Ok.  By this you confess that you understand the issues, and you have 
dealt with them comprehensively before.  I do hope that Artisoft let 
you take your notes with you... 8)

> > > For you to be able to fit a maximally-sized file name in a single
> > > directory block means your directory block must be over 512 bytes
> > > in length.
> > 
> > Would you suggest upping the "fundamental" system blocksize?  How would 
> > FFS cope in the face of 2k blocks?
> 
> It would have to set the DIRBLKSZ to the minimum of the amount required
> and the physical block size, and deal with agregating multiple blocks.

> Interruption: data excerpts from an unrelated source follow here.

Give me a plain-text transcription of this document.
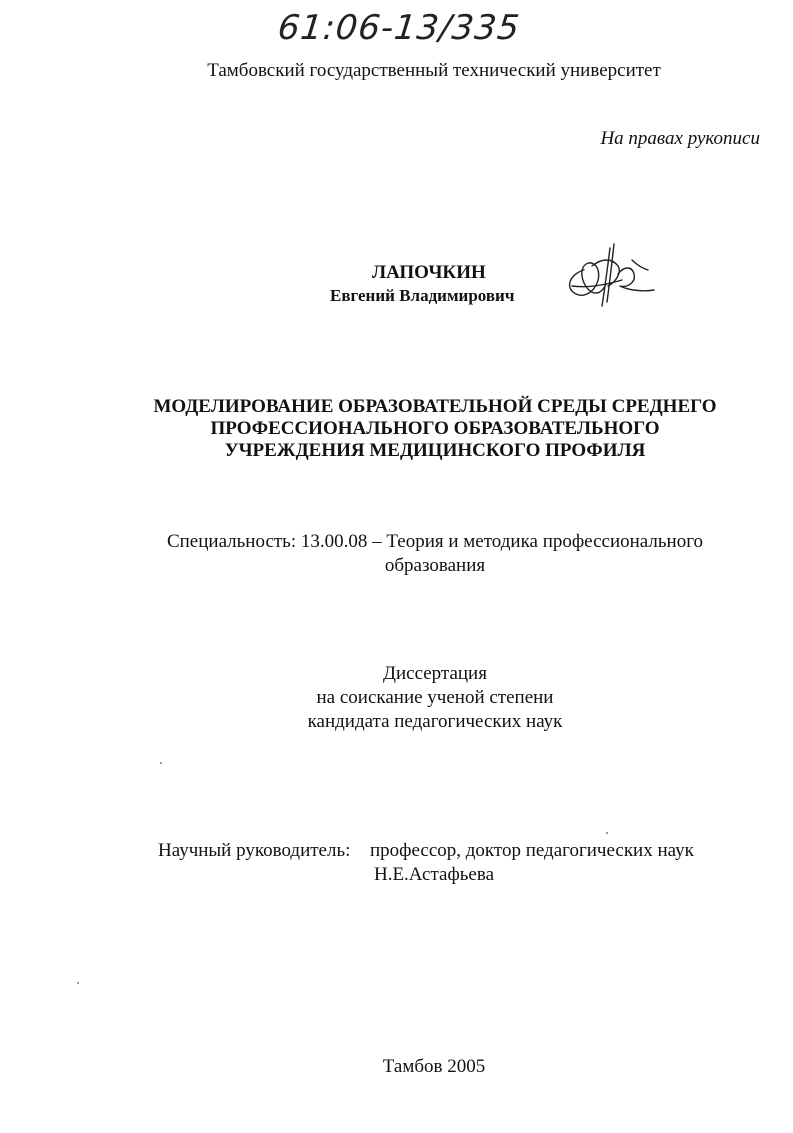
61:06-13/335
Тамбовский государственный технический университет
На правах рукописи
ЛАПОЧКИН
Евгений Владимирович
МОДЕЛИРОВАНИЕ ОБРАЗОВАТЕЛЬНОЙ СРЕДЫ СРЕДНЕГО
ПРОФЕССИОНАЛЬНОГО ОБРАЗОВАТЕЛЬНОГО
УЧРЕЖДЕНИЯ МЕДИЦИНСКОГО ПРОФИЛЯ
Специальность: 13.00.08 – Теория и методика профессионального
образования
Диссертация
на соискание ученой степени
кандидата педагогических наук
Научный руководитель: профессор, доктор педагогических наук
Н.Е.Астафьева
Тамбов 2005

Pardon my ignorance, but what's the issue with aggregating blocks?  I 
presume that the directory code reads/writes in multiples of DIRBLKSZ

> This has implications for the atomicity of the directory operations,
> since metadata updates must be synchronus.  It's messy without changes
> to namei() and the opacity of a cn_pnbuf structure (which must be opaque
> in order to be able to serve multiple namespaces at the same time... not
> just because making it opaque renders the interface reflexive.

How is an update of a group of blocks any less atomic than the update 
of a single block?  Is this only an issue in the light of fragmentation 
of a directory on a non-DIRBLKSZ multiple boundary?

> > > Consider a FAT FS.  A FAT FS deals with 1K blocks.  But these 1K blocks
> > > are not constrained to start at an even offset from the start of the
> > > disk, only from an even cylinder boundry.
> > 
> > In the light of the nonexistence of "cylinders" in the proposed model, 
> > it strikes me that this becomes an issue of synthesising a conforming 
> > pseudo-geometry at filesystem creation time, and little more.  
> > Compatability is likely an issue there.
> 
> Page alignment must equal 1k block alignment for the 0th of 4 blocks;
> alternately, access will be... uh, slow.

I think you've left out enough context there that I can't approach any 
of that.  Unless you are referring to mmap() on such files.